American restaurant chain

James Coney Island, Inc. is a chain of fast food restaurants that specializes in Coney Island hot dogs. It has its headquarters, the James Coney Island Support Center, located in Suite 700 in the 11111 Katy Freeway building in Houston.

==History==
The company was founded in 1923 by two Greek immigrant brothers, James and Tom Papadakis; the former being the company's namesake. The original James Coney Island restaurant was one of the first major hot dog vendors in Houston.

The business was family-owned and operated from its inception until 1990, when the failure of the family's auto dealerships led to the restaurants being acquired out of bankruptcy court by Ghulam Bombaywala, Irvin Kaplan, Donald Bonham, Edwin Freedman, and Max Levit and Milton Levit.

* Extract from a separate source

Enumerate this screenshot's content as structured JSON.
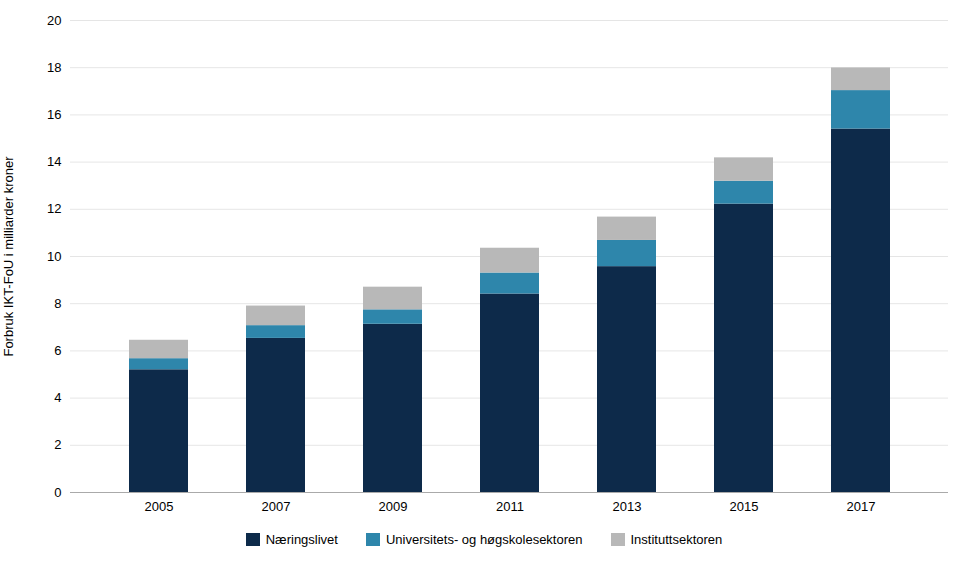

The location in Downtown Houston opened in 1923. In 2010, the chain announced that the location was closing after a dispute with the landlord of 815 Dallas, the building housing the location. The chain previously had a location in Downtown at 1011 Walker, which served as the number one location of the chain. The 1011 Walker location opened in 1923; previously the restaurant was located in a smaller facility on Rusk Street. The chain's number two location opened in the Town & Country Mall area in 1968, and permanently closed its doors in 2020. In 1993, the 1011 Walker location closed after the restaurant management discovered that the building was being condemned by the city, in favor of building a high rise on the property. As of February 2021, the chain had 17 locations.

In August 2021, the 4320 W Sam Houston Pkwy and Clay location closed after operating since 2008. In March 2022 the location in Meadows Place closed after operating there for over 25 years. In July 2022, the company closed the long standing South Shepherd location.